The visual system is well equipped for processing corners even at early stages along the visual hierarchy. Already in primary visual cortex, the outputs from endstopped cells can account for the percept of a corner (Rodrigues & du Buf,
2006), albeit not by means of individual neurons but through a network of multiple detector units (Roelfsema, Lamme, Spekreijse, & Bosch,
2002). Single neurons selective for stimulus characteristics like the sign of curvature, the polarity of angles, or the angular value itself have been reported no earlier than V2 (Ito & Komatsu,
2004).

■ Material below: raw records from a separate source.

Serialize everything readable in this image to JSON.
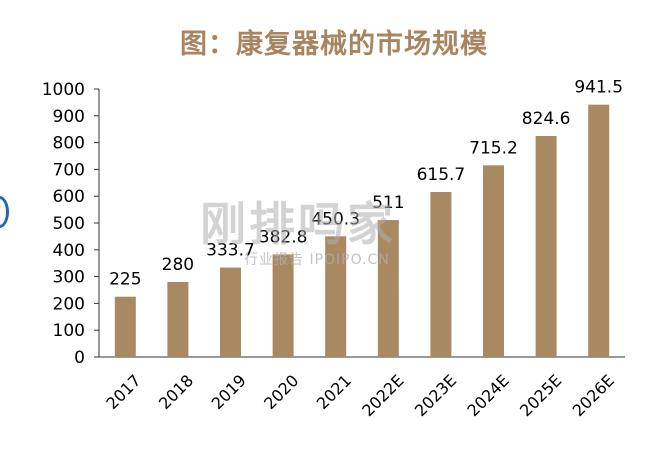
{
  "title": "图：康复器械的市场规模",
  "watermark": {
    "main": "刚排吗家",
    "sub": "行业报告 IPOIPO.CN"
  },
  "caption": "",
  "colors": {
    "bar": "#a98962",
    "title": "#a88560"
  },
  "chart_data": {
    "type": "bar",
    "title": "图：康复器械的市场规模",
    "categories": [
      "2017",
      "2018",
      "2019",
      "2020",
      "2021",
      "2022E",
      "2023E",
      "2024E",
      "2025E",
      "2026E"
    ],
    "values": [
      225,
      280,
      333.7,
      382.8,
      450.3,
      511,
      615.7,
      715.2,
      824.6,
      941.5
    ],
    "data_labels": [
      "225",
      "280",
      "333.7",
      "382.8",
      "450.3",
      "511",
      "615.7",
      "715.2",
      "824.6",
      "941.5"
    ],
    "xlabel": "",
    "ylabel": "",
    "ylim": [
      0,
      1000
    ],
    "yticks": [
      "0",
      "100",
      "200",
      "300",
      "400",
      "500",
      "600",
      "700",
      "800",
      "900",
      "1000"
    ],
    "grid": false,
    "legend": "none"
  }
}
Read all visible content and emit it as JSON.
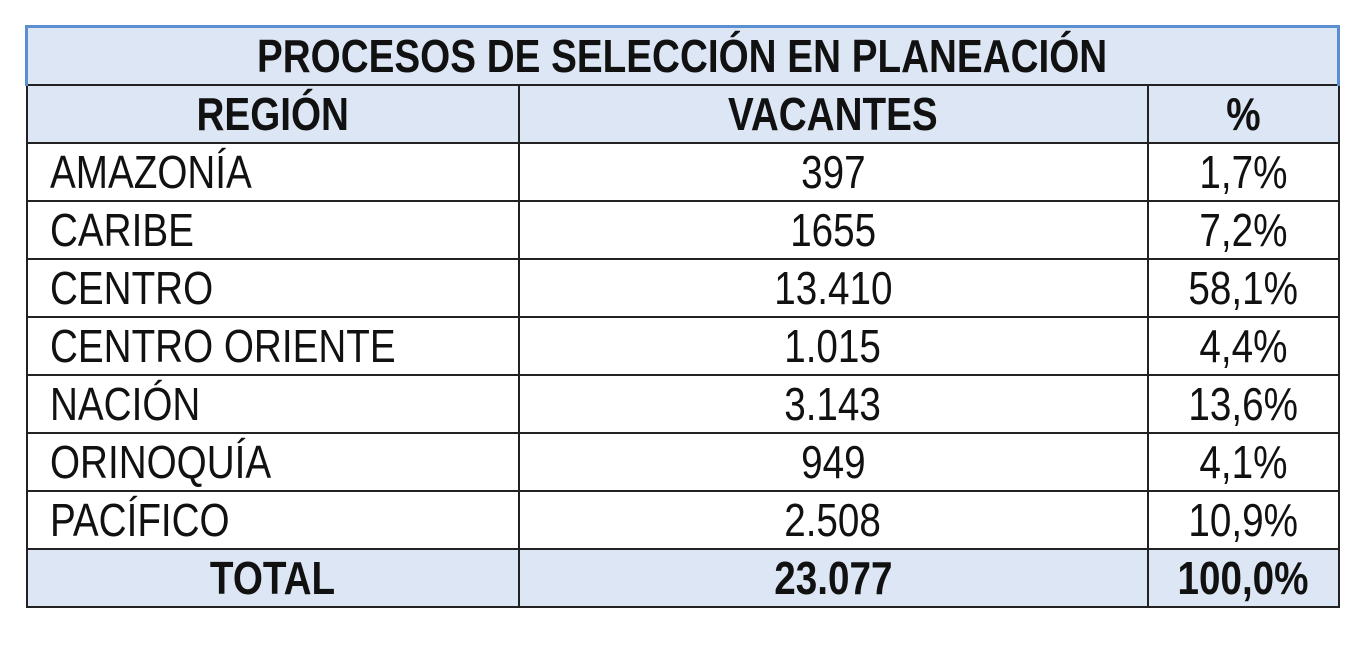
{
  "table": {
    "title": "PROCESOS DE SELECCIÓN EN PLANEACIÓN",
    "header": [
      "REGIÓN",
      "VACANTES",
      "%"
    ],
    "rows": [
      [
        "AMAZONÍA",
        "397",
        "1,7%"
      ],
      [
        "CARIBE",
        "1655",
        "7,2%"
      ],
      [
        "CENTRO",
        "13.410",
        "58,1%"
      ],
      [
        "CENTRO ORIENTE",
        "1.015",
        "4,4%"
      ],
      [
        "NACIÓN",
        "3.143",
        "13,6%"
      ],
      [
        "ORINOQUÍA",
        "949",
        "4,1%"
      ],
      [
        "PACÍFICO",
        "2.508",
        "10,9%"
      ]
    ],
    "total": [
      "TOTAL",
      "23.077",
      "100,0%"
    ]
  }
}
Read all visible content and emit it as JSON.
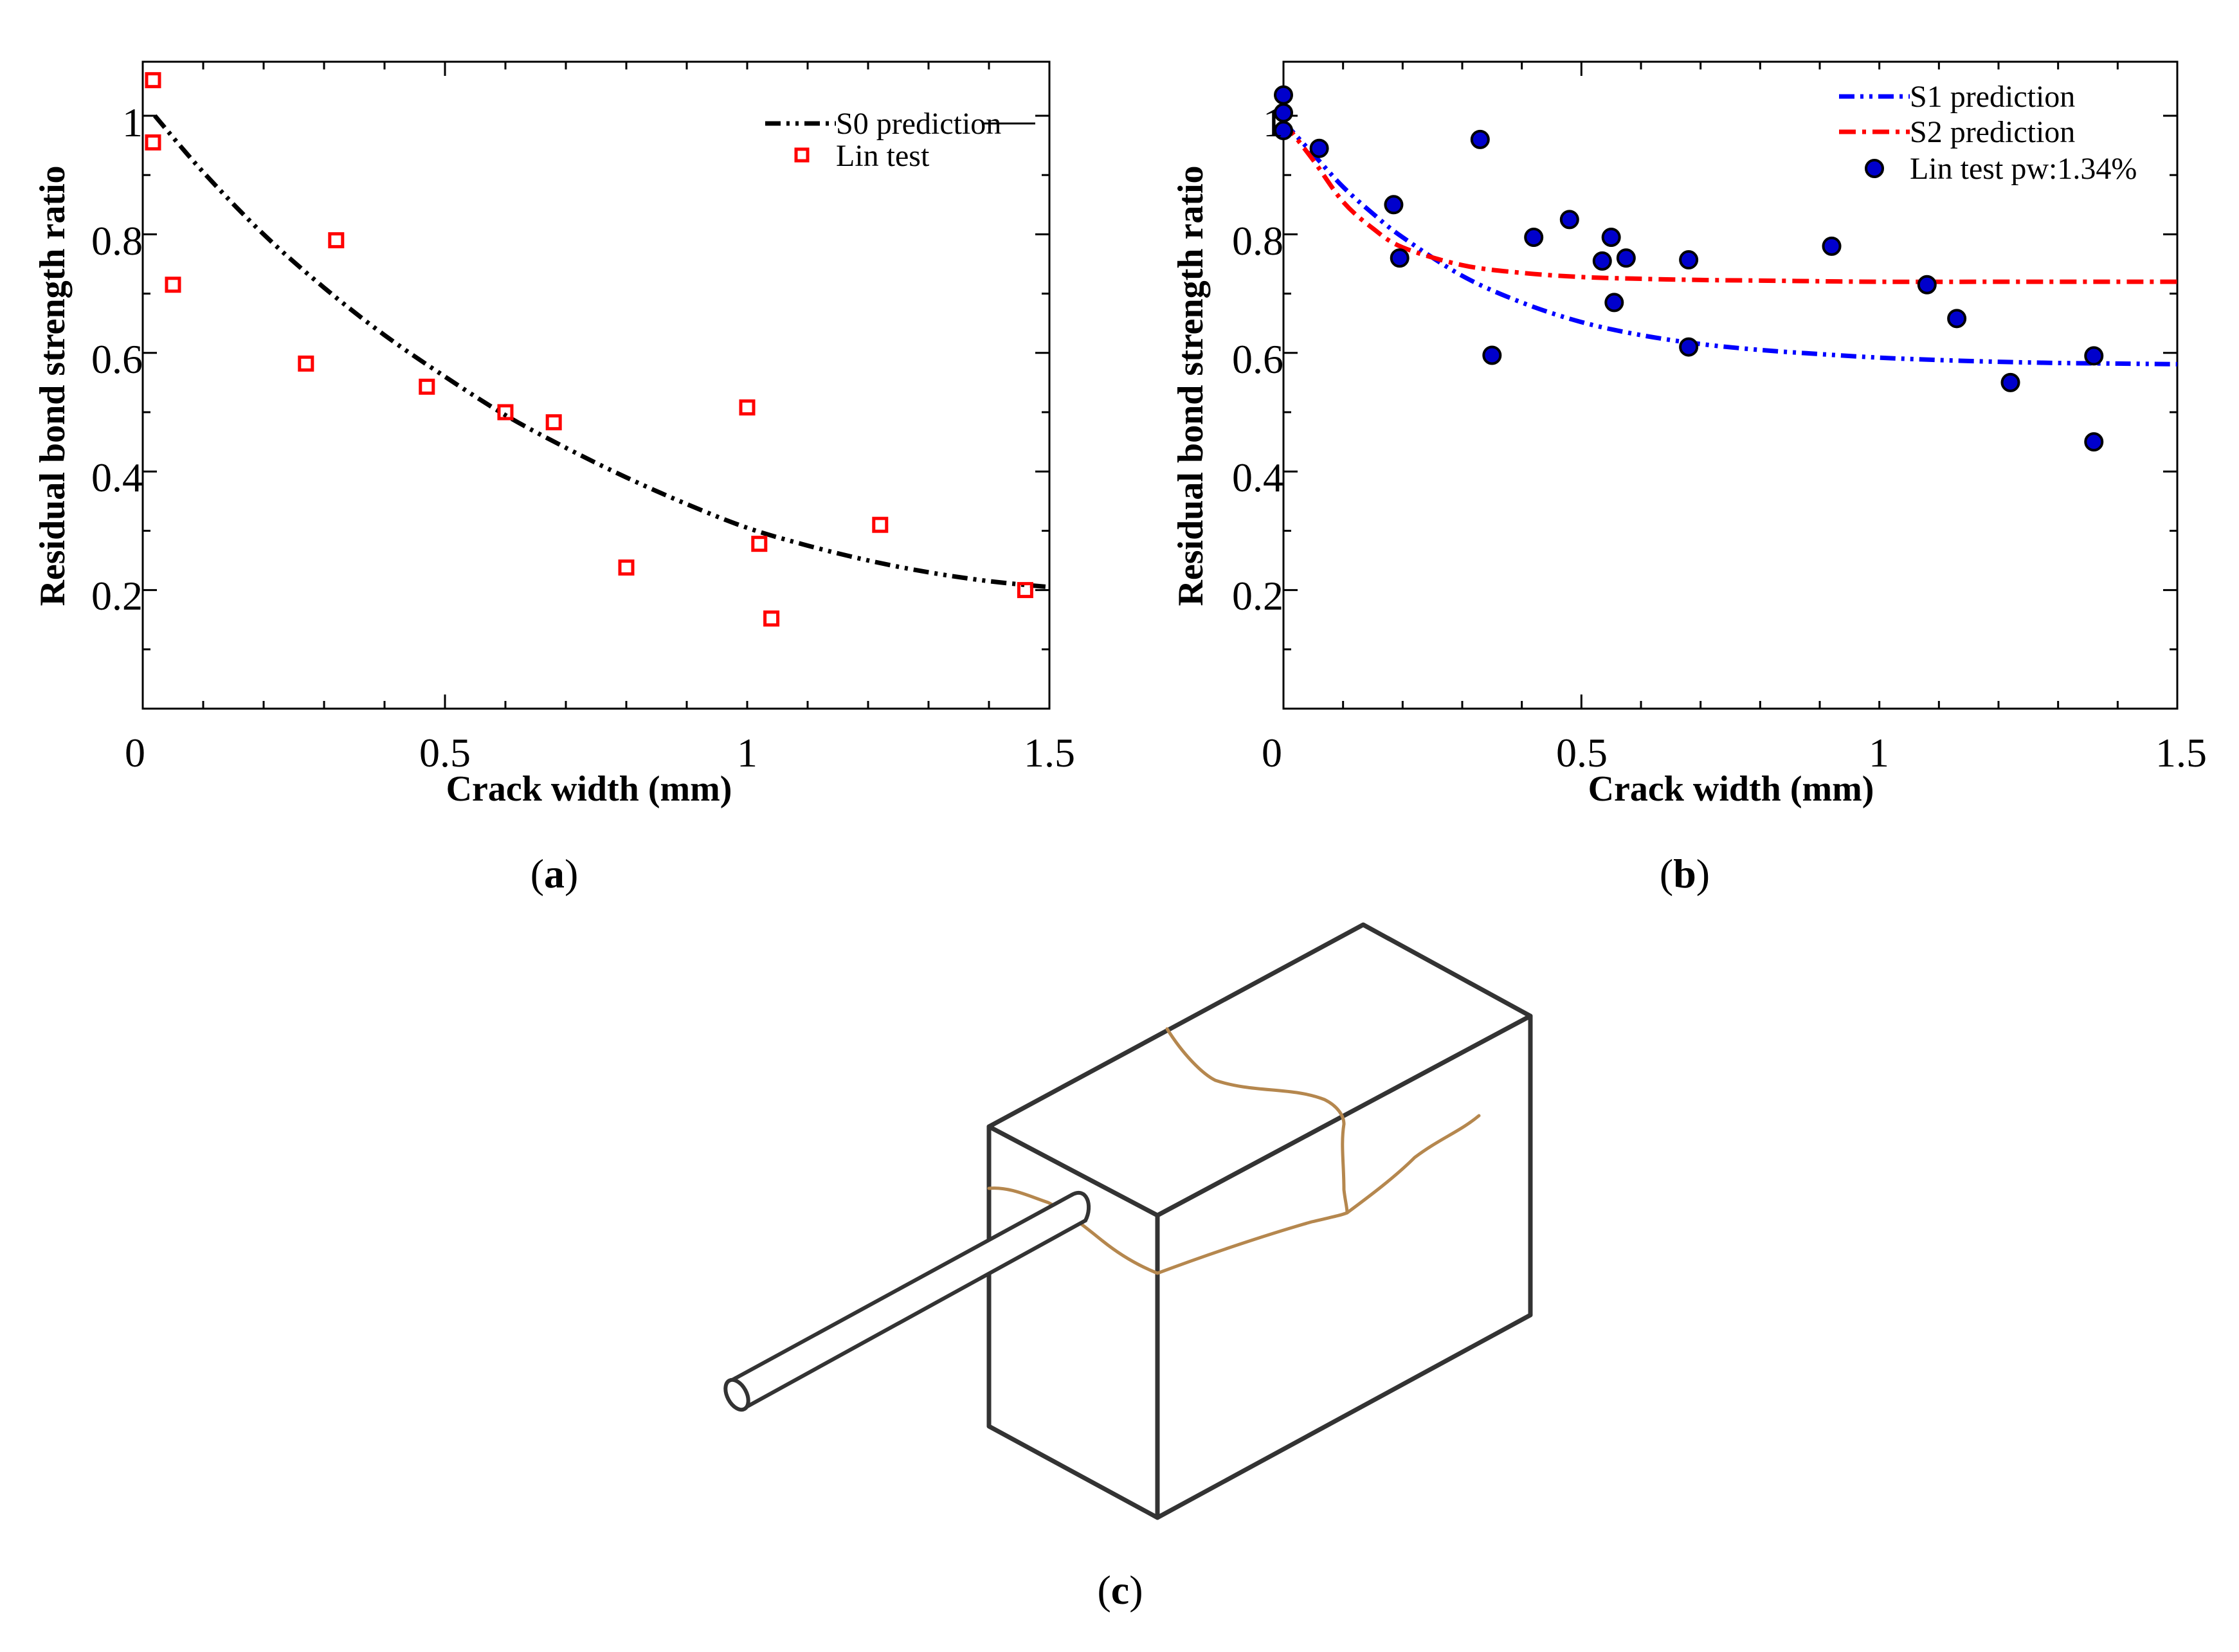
{
  "panels": {
    "a": {
      "label_open": "(",
      "label_letter": "a",
      "label_close": ")"
    },
    "b": {
      "label_open": "(",
      "label_letter": "b",
      "label_close": ")"
    },
    "c": {
      "label_open": "(",
      "label_letter": "c",
      "label_close": ")"
    }
  },
  "colors": {
    "axis": "#000000",
    "s0": "#000000",
    "s1": "#0000ff",
    "s2": "#ff0000",
    "lin_a": "#ff0000",
    "lin_b_fill": "#0000cc",
    "lin_b_stroke": "#000000",
    "crack": "#b5874e",
    "specimen": "#333333"
  },
  "chart_data": [
    {
      "type": "scatter",
      "title": "",
      "xlabel": "Crack width (mm)",
      "ylabel": "Residual bond strength ratio",
      "xlim": [
        0,
        1.5
      ],
      "ylim": [
        0,
        1.1
      ],
      "xticks": [
        0,
        0.5,
        1,
        1.5
      ],
      "xtick_labels": [
        "0",
        "0.5",
        "1",
        "1.5"
      ],
      "yticks": [
        0.2,
        0.4,
        0.6,
        0.8,
        1.0
      ],
      "ytick_labels": [
        "0.2",
        "0.4",
        "0.6",
        "0.8",
        "1"
      ],
      "legend_position": "top-right",
      "series": [
        {
          "name": "S0 prediction",
          "kind": "line",
          "style": "dash-dot-dot",
          "x": [
            0.02,
            0.1,
            0.2,
            0.3,
            0.4,
            0.5,
            0.6,
            0.7,
            0.8,
            0.9,
            1.0,
            1.1,
            1.2,
            1.3,
            1.4,
            1.5
          ],
          "y": [
            1.0,
            0.905,
            0.8,
            0.71,
            0.63,
            0.56,
            0.495,
            0.44,
            0.39,
            0.345,
            0.305,
            0.275,
            0.25,
            0.23,
            0.215,
            0.205
          ]
        },
        {
          "name": "Lin test",
          "kind": "marker",
          "marker": "square",
          "x": [
            0.017,
            0.017,
            0.05,
            0.27,
            0.32,
            0.47,
            0.6,
            0.68,
            0.8,
            1.0,
            1.02,
            1.04,
            1.22,
            1.46
          ],
          "y": [
            1.06,
            0.955,
            0.715,
            0.582,
            0.79,
            0.543,
            0.5,
            0.483,
            0.238,
            0.508,
            0.278,
            0.152,
            0.31,
            0.2
          ]
        }
      ]
    },
    {
      "type": "scatter",
      "title": "",
      "xlabel": "Crack width (mm)",
      "ylabel": "Residual bond strength ratio",
      "xlim": [
        0,
        1.5
      ],
      "ylim": [
        0,
        1.1
      ],
      "xticks": [
        0,
        0.5,
        1,
        1.5
      ],
      "xtick_labels": [
        "0",
        "0.5",
        "1",
        "1.5"
      ],
      "yticks": [
        0.2,
        0.4,
        0.6,
        0.8,
        1.0
      ],
      "ytick_labels": [
        "0.2",
        "0.4",
        "0.6",
        "0.8",
        "1"
      ],
      "legend_position": "top-right",
      "series": [
        {
          "name": "S1 prediction",
          "kind": "line",
          "style": "dash-dot-dot",
          "x": [
            0,
            0.05,
            0.1,
            0.15,
            0.2,
            0.3,
            0.4,
            0.5,
            0.6,
            0.7,
            0.8,
            0.9,
            1.0,
            1.1,
            1.2,
            1.3,
            1.4,
            1.5
          ],
          "y": [
            0.99,
            0.935,
            0.88,
            0.835,
            0.795,
            0.73,
            0.685,
            0.652,
            0.63,
            0.615,
            0.605,
            0.598,
            0.592,
            0.588,
            0.585,
            0.583,
            0.582,
            0.581
          ]
        },
        {
          "name": "S2 prediction",
          "kind": "line",
          "style": "dash-dot",
          "x": [
            0,
            0.05,
            0.1,
            0.15,
            0.2,
            0.3,
            0.4,
            0.5,
            0.6,
            0.7,
            0.8,
            1.0,
            1.2,
            1.5
          ],
          "y": [
            0.99,
            0.925,
            0.855,
            0.81,
            0.778,
            0.748,
            0.735,
            0.728,
            0.725,
            0.723,
            0.722,
            0.72,
            0.72,
            0.72
          ]
        },
        {
          "name": "Lin test pw:1.34%",
          "kind": "marker",
          "marker": "circle",
          "x": [
            0.0,
            0.0,
            0.0,
            0.06,
            0.185,
            0.195,
            0.33,
            0.35,
            0.42,
            0.48,
            0.535,
            0.55,
            0.555,
            0.575,
            0.68,
            0.68,
            0.92,
            1.08,
            1.13,
            1.22,
            1.36,
            1.36
          ],
          "y": [
            1.035,
            1.005,
            0.975,
            0.945,
            0.85,
            0.76,
            0.96,
            0.596,
            0.795,
            0.825,
            0.755,
            0.795,
            0.685,
            0.76,
            0.61,
            0.757,
            0.78,
            0.715,
            0.658,
            0.55,
            0.595,
            0.45
          ]
        }
      ]
    }
  ]
}
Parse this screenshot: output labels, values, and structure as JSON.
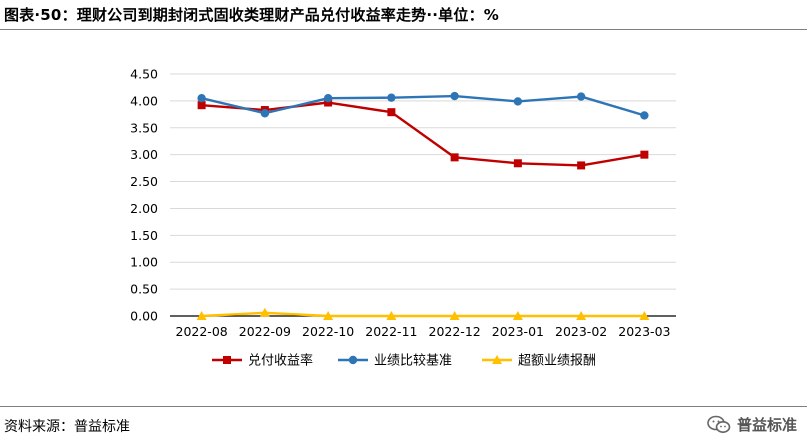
{
  "title": "图表·50：理财公司到期封闭式固收类理财产品兑付收益率走势··单位：%",
  "source": "资料来源：普益标准",
  "watermark": {
    "text": "普益标准",
    "icon": "wechat-icon"
  },
  "chart_data": {
    "type": "line",
    "categories": [
      "2022-08",
      "2022-09",
      "2022-10",
      "2022-11",
      "2022-12",
      "2023-01",
      "2023-02",
      "2023-03"
    ],
    "ylim": [
      0,
      4.5
    ],
    "yticks": [
      "0.00",
      "0.50",
      "1.00",
      "1.50",
      "2.00",
      "2.50",
      "3.00",
      "3.50",
      "4.00",
      "4.50"
    ],
    "grid": true,
    "legend_position": "bottom",
    "series": [
      {
        "name": "兑付收益率",
        "color": "#c00000",
        "marker": "square",
        "values": [
          3.92,
          3.83,
          3.97,
          3.79,
          2.95,
          2.84,
          2.8,
          3.0
        ]
      },
      {
        "name": "业绩比较基准",
        "color": "#2e75b6",
        "marker": "circle",
        "values": [
          4.05,
          3.77,
          4.05,
          4.06,
          4.09,
          3.99,
          4.08,
          3.73
        ]
      },
      {
        "name": "超额业绩报酬",
        "color": "#ffc000",
        "marker": "triangle",
        "values": [
          0.0,
          0.06,
          0.0,
          0.0,
          0.0,
          0.0,
          0.0,
          0.0
        ]
      }
    ]
  }
}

A considerable portion of orientation selective V2 neurons exhibit a bimodal response profile tuned to two different orientations within the same receptive field (Anzai, Peng, & Van Essen,
2007). Although bimodal specifity is a necessary condition for corner detection, these V2 neurons are still unfit for corner detection since their responses to the optimal angle is indistinguishable from the response to either orientation component (Ito & Komatsu,
2004). Specialized corner detectors finally emerge in area V4, where many cells respond preferentially to corners and curves but not the constituting orientations in isolation (Pasupathy & Connor,
2002). Given that recent studies have also proposed area V4 as one of the main loci of contour integration (Chen et al.,
2014; Gilad, Meirovithz, & Slovin,
2013), it stands to reason that contour detection may benefit from the presence of corner elements along a contour.